Strategic Information and Advocacy

We invest in the collection and use of high-quality data on the causes and global burden of pneumonia, which will contribute directly to vaccine development, better treatments, improved service delivery, innovation in diagnostics and treatment, and better reporting on causes of death.

We also work to raise the profile of pneumonia as a critical child health issue. Our priorities include ensuring sufficient funding for critical vaccines; supporting vaccine and child health advocates; and building political will at the global and country levels for evidence-based pneumonia prevention and treatment. We also seek to increase resources dedicated to immunization programs and to ensure government follow-through on important global health initiatives such as the Global Vaccine Action Plan for the Decade of Vaccines. 

Respiratory Syncytial Virus

RSV is one of the most common causes of childhood lung infections, mainly in the first six months of life. Unlike other causes of pneumonia addressed by our strategy, there is no existing vaccine for RSV. We support the development of maternal RSV vaccines. We also work to improve global data collection on mortality and morbidity related to RSV and on the long-term consequences of severe RSV infections. This information will help in evaluating the potential impact and cost effectiveness of RSV vaccines that are under development.

Influenza

A health worker in Bihar, India, uses a Mobile Kunji device during a routine prenatal visit.

We aim to address gaps in data on influenza in developing regions, assess existing strategies to stimulate demand for seasonal influenza vaccines, and ensure that pregnant women and young children in resource-limited settings can access affordable, effective vaccines.

Existing influenza vaccines are the basis of our maternal immunization strategy, which may pave the way for additional vaccines for pregnant women. We work with global partners to identify and address scientific, technical, regulatory, operational, and financial challenges to broadening maternal immunization efforts, which serve to protect pregnant mothers and their babies. We also support research to further understand the benefits of maternal influenza immunization on the developing fetus and work to develop improved influenza vaccines for children under age 2. 

Risk Factors

Along with our efforts to broaden immunization against pneumonia and improve treatment, we work to reduce environmental risk factors. Adequate nutrition and breastfeeding—addressed as part of the foundation’s nutrition strategy—are key factors in ensuring that children’s immune systems are equipped to fight off infection.

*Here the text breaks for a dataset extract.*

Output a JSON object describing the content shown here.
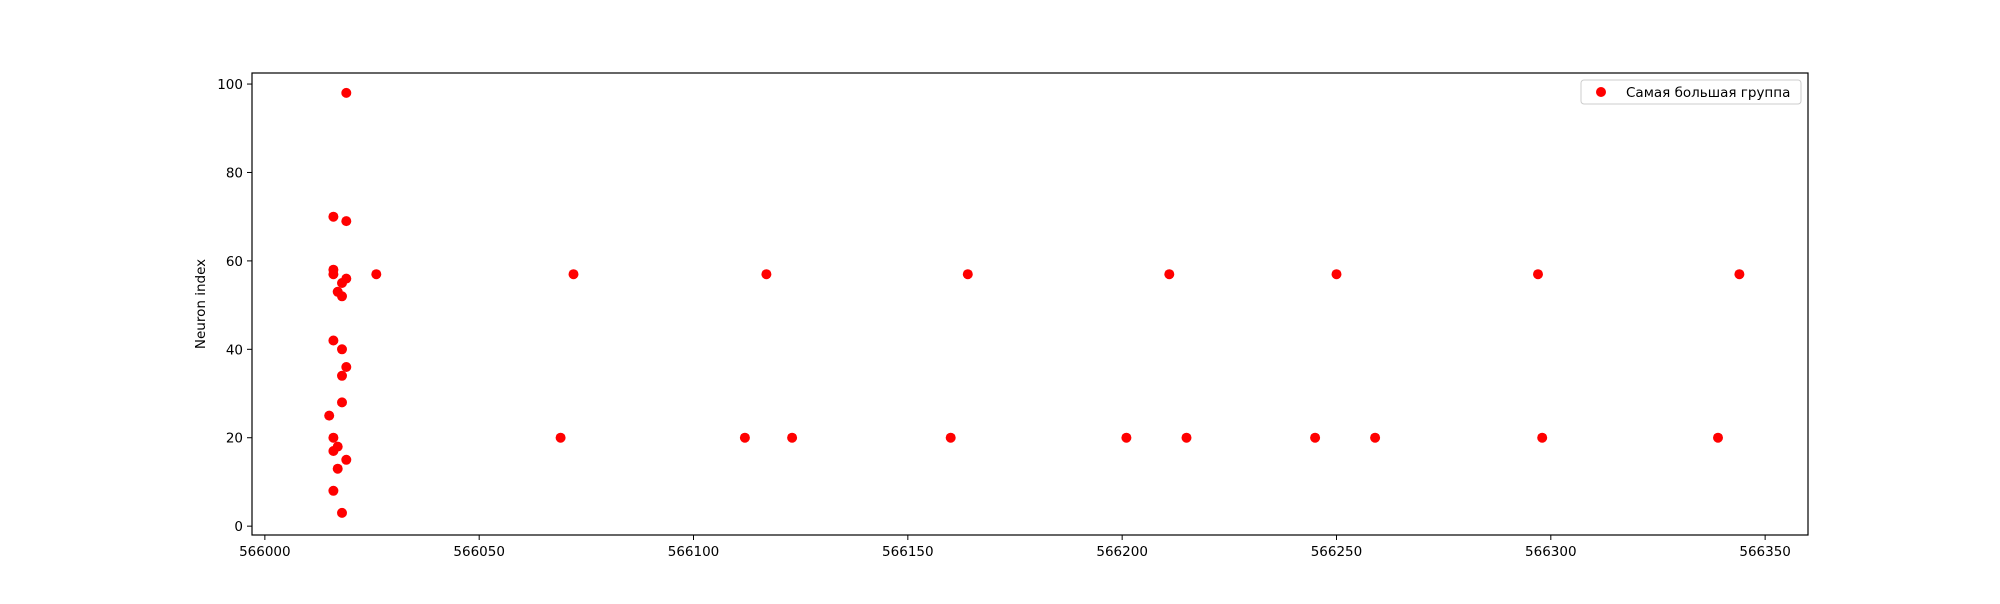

Reducing indoor air pollution is also likely to lessen the risk of pneumonia by decreasing chronic inflammation in the lungs. We invest in limited research to fill fundamental gaps in knowledge about the dose-response relationship between indoor air pollution and childhood pneumonia. We also support efforts to improve monitoring technology to measure personal particulate matter exposure and to establish surrogate endpoints for subsequent clinical trials. Our work in this area will evolve as our understanding of the link between indoor air pollution and pneumonia grows.